A problem about topologically equivalent metrics I tried to solve this problem:
Let $(X,d)$ a metric space. Show that $d$ and $\bar{d} =\min({d(x,y),1})$ are topologically equivalent metrics. 
I proved that $\bar{d}$ is a distance, then I tried to show that every open ball on $(X,d)$ is contained on an open ball on $(X, \bar{d})$ and vice versa.
if $r<1$, and $\forall x \in X$ $B_r (x)=\bar{B}_r (x)$.

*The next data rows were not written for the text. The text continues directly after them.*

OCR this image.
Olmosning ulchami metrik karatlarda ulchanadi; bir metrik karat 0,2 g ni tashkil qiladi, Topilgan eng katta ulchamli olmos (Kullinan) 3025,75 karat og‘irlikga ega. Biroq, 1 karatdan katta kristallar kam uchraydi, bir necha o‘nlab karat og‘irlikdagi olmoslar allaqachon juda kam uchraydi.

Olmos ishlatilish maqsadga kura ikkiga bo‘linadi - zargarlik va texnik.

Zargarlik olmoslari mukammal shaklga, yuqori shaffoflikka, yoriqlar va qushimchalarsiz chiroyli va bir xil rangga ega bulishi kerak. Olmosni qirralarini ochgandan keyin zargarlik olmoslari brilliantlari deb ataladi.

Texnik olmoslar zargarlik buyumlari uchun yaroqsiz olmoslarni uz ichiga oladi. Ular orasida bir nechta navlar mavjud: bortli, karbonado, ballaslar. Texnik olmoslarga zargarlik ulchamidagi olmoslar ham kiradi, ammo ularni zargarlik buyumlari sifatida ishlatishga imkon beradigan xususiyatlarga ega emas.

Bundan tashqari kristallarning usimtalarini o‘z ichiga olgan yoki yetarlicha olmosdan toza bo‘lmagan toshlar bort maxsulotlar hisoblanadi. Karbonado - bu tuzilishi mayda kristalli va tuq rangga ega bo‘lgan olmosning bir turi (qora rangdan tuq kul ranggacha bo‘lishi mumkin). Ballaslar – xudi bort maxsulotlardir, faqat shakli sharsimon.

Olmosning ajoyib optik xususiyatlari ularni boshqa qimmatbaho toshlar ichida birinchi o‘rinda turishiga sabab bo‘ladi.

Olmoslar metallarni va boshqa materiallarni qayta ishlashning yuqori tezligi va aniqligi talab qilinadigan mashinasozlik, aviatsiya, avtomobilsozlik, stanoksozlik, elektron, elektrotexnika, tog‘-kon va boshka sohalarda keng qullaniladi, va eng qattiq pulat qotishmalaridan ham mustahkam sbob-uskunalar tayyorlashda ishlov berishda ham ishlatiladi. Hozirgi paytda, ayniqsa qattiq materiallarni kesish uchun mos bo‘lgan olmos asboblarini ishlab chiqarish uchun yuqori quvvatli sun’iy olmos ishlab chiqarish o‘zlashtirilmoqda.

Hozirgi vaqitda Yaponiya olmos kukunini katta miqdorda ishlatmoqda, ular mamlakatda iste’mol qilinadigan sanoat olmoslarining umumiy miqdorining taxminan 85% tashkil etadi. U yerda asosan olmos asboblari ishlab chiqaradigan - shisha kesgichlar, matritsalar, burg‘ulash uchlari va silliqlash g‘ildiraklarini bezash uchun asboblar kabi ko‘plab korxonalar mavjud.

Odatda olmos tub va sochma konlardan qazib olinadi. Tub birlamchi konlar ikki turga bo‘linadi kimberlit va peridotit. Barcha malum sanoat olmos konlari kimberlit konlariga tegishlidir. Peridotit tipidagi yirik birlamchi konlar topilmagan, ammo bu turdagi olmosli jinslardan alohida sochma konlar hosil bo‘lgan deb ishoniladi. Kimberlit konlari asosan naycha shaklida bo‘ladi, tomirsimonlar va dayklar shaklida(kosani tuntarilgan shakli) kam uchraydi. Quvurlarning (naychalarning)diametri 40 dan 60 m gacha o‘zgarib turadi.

But if $r \ge1$, $\bar{B}_r (x)=X$, then I can't find a ball on $(X,d)$ such that $\bar{B}_r (x) \subseteq B_{r'} (x)$
 A: To show that the topologies of $(X,d)$ and $(X,\overline{d})$ coincide, it suffices 
to show that every open set in $(X,d)$ is a $\textit{union}$ of open balls in $(X,\overline{d})$ and vice versa.
As you already showed, the open balls in $(X,\overline{d})$ are open in $(X,d)$.
On the other hand every open set $U$ in $(X,d)$ can be written as $U = \bigcup_{x \in U} B_{r_x}(x)$ for suitable $r_x > 0$. We can assume $r_x < 1$ without loss of generality. But then we have $B_{r_x}(x) = \overline{B}_{r_x}(x)$, hence $U = \bigcup_{x \in U} \overline{B}_{r_x}(x)$ which shows that $U$ is open in $(X,\overline{d})$.
A: If $r<1$ then $\bar B_r(x)=B(r)$ and we are done.
If $r\ge 1$ then $\bar B_r(x)=X$. This is not an open ball, but the full space is always open, and that is enough. 
A: It is enough to show that any $\bar d$-neighborhood $\bar U$ of any $x\in X$ contains a $d$-neighborhood $U$ of $x$, and vice versa. 
One way is trivial: Given an $x$ and an $\epsilon>0$ the condition $d(x,y)<\epsilon$ implies $\bar d(x,y)\leq d(x,y)<\epsilon$. It follows that the $d$-neighborhood $U$ of radius $\epsilon$ is contained in the given $\bar d$-neighborhood of radius $\epsilon$.
Conversely: Given an $x$ and an $\epsilon>0$ the condition $\bar d(x,y)<\epsilon':=\min\bigl\{\epsilon,{1\over2}\bigr\}$ implies $d(x,y)\leq{1\over2}$ and therefore $d(x,y)=\bar d(x,y)<\epsilon$. It follows that the $\bar d$-neighborhood $\bar U$ of radius $\epsilon'$ is contained in the given $d$-neighborhood $U$ of radius $\epsilon$.
A: Let $i$ be the identity function on $X$. That is, $i(x)=x$ for every $x\in X$. 
If $x_n$ is a sequence converging in $(X,d)$, then it converges in  $(X,\overline{d})$. 
If $x_n$ is a sequence converging in $(X,\overline{d})$, then it converges in  $(X,d)$.
Therefore, $i$ is a homeomorphism. This means that as topological spaces
$(X,\overline{d})$ and  $(X,d)$ are equivalent.